The Dark Side of Black Friday: Low-Wage Workers Fight for Rights at Target and Walmart

After a decade of gradually taking the Thanksgiving holiday away from the lowest-paid employees, a backlash is finally rising against the American retail industry.

Using the crowd-sourcing power of Change.org, Target employee Anthony Hardwick of Nebraska started an online petition, Tell Target to Save Thanksgiving. Target, like many big-box stores, is making their employees come in at 11 pm on Thanksgiving.

The 29-year-old Hardwick and his petition have gone viral, as nearly 200,000 have signed-on, and it’s hard not to be stirred-up when you consider many Target cashiers make just $7.96 an hour.

Yet the Minneapolis-based Target responded to the petition saying the decision to make employees come in on Thanksgiving is all about their customers.

“We have heard from our guests that they want to shop Target following their Thanksgiving celebrations, rather than only having the option of getting up in the middle of the night,” said spokesperson Molly Snyder in response to the petition. “By opening on midnight, we are making it easier for our guest to shop…when they want to shop.”

The United Food and Commercial Workers Union (UFCW) isn’t buying Target’s response.

“Ultimately, they are doing this for one thing – profits,” says UFCW spokesperson Nicky Coolberth.

Over the past decade, retail stores in America have gradually been opening earlier and earlier for the “Black Friday” pig out. The UFCW is now calling it “Black Thanksgiving”, and believes the down economy is forcing the retail industry to open on Thanksgiving Day instead of at the crack of dawn the following day.

It is a sign of the times: the retail industry is desperate to keep a handful of Scrooge-like shareholders in a greedy mood, while heartlessly denying hundreds-of-thousands of employees – many of them earning a low wage without benefits – time with the family.

Coolberth says many of the retailers strong-arming employees out of a holiday have one unfortunate thing in common; they’re not unionized.

“Target or Walmart employees have no control over their schedule on holidays. They don’t have control if the security at their store is substandard, for instance. Three years ago a Walmart employee was trampled to death on Black Friday,” Coolberth explained. “Unionized Macy’s workers in New York City actually have a say in whether they want to work on a holiday. They are guaranteed double-paid time or time-and-a-half, and have a say in making this premium wage. They have a say about their safety concerns.”

“The difference between these two situations is a union contract,” she told Toward Freedom. “When workers have some power, or at the least a path, a legal contract stipulating their rights and allowing them to air their concerns, they have some control. And when they don’t have that voice or power, Target has the gall to do this.”

Target of course isn’t the only corporation ruining Thanksgiving for workers. Walmart is opening at 10 pm on Thanksgiving, and their Sales Associates make roughly $9 an hour with no benefits. Old Navy is opening at midnight and many of their “Customer Experience Associates” make $6 an hour with no benefits. And then there’s Kmart, where the lucky cashiers who make $7.50 an hour and can work up to the entire day, as stores will be open from 6 am to 9 pm on Thanksgiving.

Other unions agree that if the slow degradation of unions could be reversed, and more workers unionize, they would at least have a chance against powerful forces.

Tim Burga is director of the Ohio AFL-CIO and he’s spent the last year battling an attempt to privatize many government workers and take away their union-earned right to collective bargaining, which essentially allows employees to band together so to negotiate wages, safety and hours. One of the most intimidating opponents Burga faced in this last fight was Ohio Governor John Kasich.

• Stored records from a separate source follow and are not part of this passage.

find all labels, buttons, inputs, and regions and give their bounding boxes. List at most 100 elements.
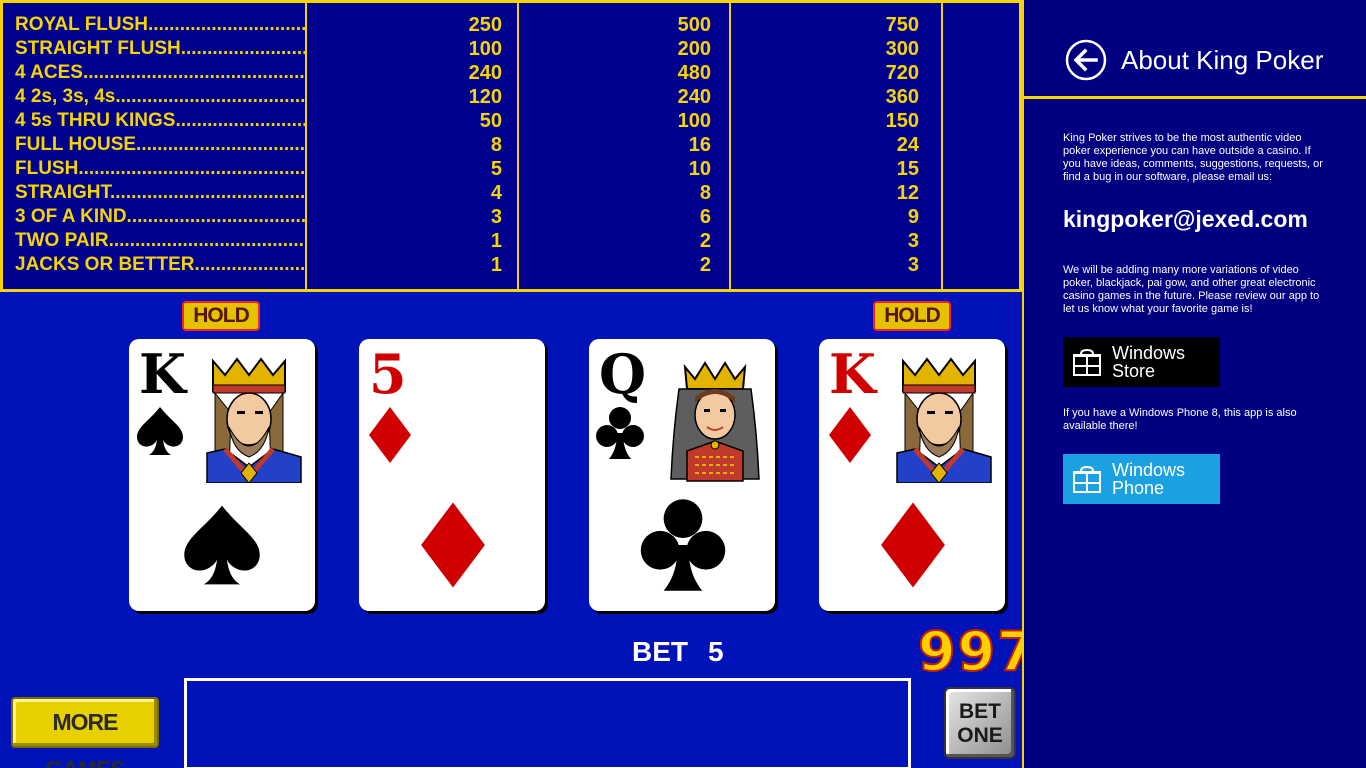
paytable-hand-name: STRAIGHT FLUSH..........................…	[15, 37, 307, 61]
bet-one-label-line2: ONE	[957, 724, 1003, 747]
windows-store-badge[interactable]: Windows Store	[1063, 337, 1220, 387]
payout-value: 200	[677, 38, 711, 60]
payout-value: 300	[885, 38, 919, 60]
payout-value: 360	[885, 86, 919, 108]
about-panel: About King Poker King Poker strives to b…	[1022, 0, 1366, 768]
leader-dots: ........................................…	[180, 38, 307, 59]
bet-label: BET	[632, 636, 688, 667]
paytable-divider	[517, 0, 519, 292]
card-rank: K	[829, 342, 876, 406]
card-1[interactable]: K	[129, 339, 315, 611]
king-face-icon	[896, 357, 992, 483]
payout-value: 8	[490, 134, 502, 156]
back-arrow-icon[interactable]	[1065, 39, 1107, 81]
payout-value: 240	[677, 86, 711, 108]
payout-value: 3	[907, 254, 919, 276]
payout-value: 5	[490, 158, 502, 180]
payout-value: 3	[907, 230, 919, 252]
hand-label: FULL HOUSE	[15, 134, 137, 155]
paytable-hand-name: FULL HOUSE..............................…	[15, 133, 307, 157]
leader-dots: ........................................…	[82, 62, 307, 83]
paytable-hand-name: 4 ACES..................................…	[15, 61, 307, 85]
diamond-icon	[881, 502, 945, 588]
payout-value: 1	[490, 230, 502, 252]
panel-title: About King Poker	[1121, 45, 1324, 75]
card-rank: K	[139, 342, 186, 406]
payout-value: 100	[468, 38, 502, 60]
paytable-border-left	[0, 0, 3, 292]
payout-value: 10	[688, 158, 711, 180]
paytable-divider	[729, 0, 731, 292]
phone-availability-text: If you have a Windows Phone 8, this app …	[1063, 407, 1297, 432]
paytable-hand-name: 3 OF A KIND.............................…	[15, 205, 307, 229]
payout-value: 500	[677, 14, 711, 36]
phone-badge-line1: Windows	[1112, 460, 1186, 480]
payout-value: 12	[896, 182, 919, 204]
spade-icon	[184, 505, 260, 585]
phone-badge-line2: Phone	[1112, 478, 1165, 498]
bet-one-button[interactable]: BET ONE	[944, 687, 1016, 759]
payout-value: 750	[885, 14, 919, 36]
leader-dots: ........................................…	[108, 230, 307, 251]
club-icon	[596, 407, 644, 459]
payout-value: 720	[885, 62, 919, 84]
leader-dots: ........................................…	[115, 86, 307, 107]
windows-phone-badge[interactable]: Windows Phone	[1063, 454, 1220, 504]
store-badge-text: Windows Store	[1112, 344, 1185, 380]
payout-value: 9	[907, 206, 919, 228]
hand-label: 4 ACES	[15, 62, 83, 83]
payout-value: 50	[479, 110, 502, 132]
leader-dots: ........................................…	[110, 182, 307, 203]
store-badge-line1: Windows	[1112, 343, 1186, 363]
payout-value: 120	[468, 86, 502, 108]
leader-dots: ........................................…	[194, 254, 307, 275]
payout-value: 16	[688, 134, 711, 156]
payout-value: 150	[885, 110, 919, 132]
bet-one-label-line1: BET	[959, 700, 1001, 723]
payout-value: 8	[699, 182, 711, 204]
spade-icon	[137, 407, 183, 455]
payout-value: 2	[699, 230, 711, 252]
payout-value: 100	[677, 110, 711, 132]
paytable-hand-name: JACKS OR BETTER.........................…	[15, 253, 307, 277]
leader-dots: ........................................…	[175, 110, 307, 131]
hold-indicator-card-1: HOLD	[182, 301, 260, 331]
payout-value: 240	[468, 62, 502, 84]
more-games-button[interactable]: MORE GAMES	[11, 697, 159, 768]
windows-logo-icon	[1073, 348, 1101, 376]
paytable-hand-name: 4 5s THRU KINGS.........................…	[15, 109, 307, 133]
hand-label: STRAIGHT	[15, 182, 110, 203]
hand-label: 3 OF A KIND	[15, 206, 127, 227]
payout-value: 15	[896, 158, 919, 180]
paytable-hand-name: TWO PAIR................................…	[15, 229, 307, 253]
payout-value: 4	[490, 182, 502, 204]
paytable-border-bottom	[0, 289, 1022, 292]
message-box	[184, 678, 911, 768]
payout-value: 3	[490, 206, 502, 228]
game-area: ROYAL FLUSH.............................…	[0, 0, 1022, 768]
panel-divider	[1022, 96, 1366, 99]
diamond-icon	[421, 502, 485, 588]
queen-face-icon	[670, 361, 760, 482]
card-4[interactable]: K	[819, 339, 1005, 611]
bet-amount: 5	[708, 636, 724, 667]
paytable-hand-name: 4 2s, 3s, 4s............................…	[15, 85, 307, 109]
diamond-icon	[369, 407, 411, 463]
leader-dots: ........................................…	[148, 14, 307, 35]
payout-value: 6	[699, 206, 711, 228]
hand-label: 4 5s THRU KINGS	[15, 110, 176, 131]
card-3[interactable]: Q	[589, 339, 775, 611]
diamond-icon	[829, 407, 871, 463]
contact-email[interactable]: kingpoker@jexed.com	[1063, 204, 1308, 234]
paytable-hand-name: STRAIGHT................................…	[15, 181, 307, 205]
card-2[interactable]: 5	[359, 339, 545, 611]
hand-label: STRAIGHT FLUSH	[15, 38, 181, 59]
payout-value: 480	[677, 62, 711, 84]
intro-text: King Poker strives to be the most authen…	[1063, 132, 1323, 183]
card-rank: Q	[599, 342, 647, 406]
hand-label: JACKS OR BETTER	[15, 254, 195, 275]
payout-value: 2	[699, 254, 711, 276]
panel-border	[1022, 0, 1024, 768]
future-games-text: We will be adding many more variations o…	[1063, 264, 1320, 315]
paytable-divider	[941, 0, 943, 292]
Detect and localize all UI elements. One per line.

Kasich is pro-Wall Street, pro-business, pro-privatization, and anti-union. He once promised to “break the back of the of the state’s teacher union.” Earlier this year Kasich helped pass an Ohio law that curbed collective bargaining rights for the state’s public workers, even police and firefighters.

But Ohio unions, both private and public – including unions representing police, firefighters and teachers – quickly went on the attack. There are roughly 300,000 government employees in Ohio, but the union-led effort gathered 1.3 million signatures to put a referendum on this last election’s ballot.

The referendum to squash Governor Kasich’s anti-union law won by a landslide, as the Governor continuously sidestepped media questions such as: Why not help boost the wages, benefits and job security of private employees to match those of government employees?

Burga says if Target employees had the power of collective bargaining, they’d probably have the full day off on Thanksgiving. And the fact that Target is doing this is yet more evidence that corporate America and their bought-off politicians are aiming to keep the American worker down.

“[Kasich’s anti-union law] was part of a broader agenda of the super wealthy and corporate elite to gain control of the public policy agenda and to marginalize organized labor,” Burga said, asking, “For what purpose?” He explained: “To create a permanent low-wage workforce.”

John Lasker is a freelance journalist from Columbus, Ohio.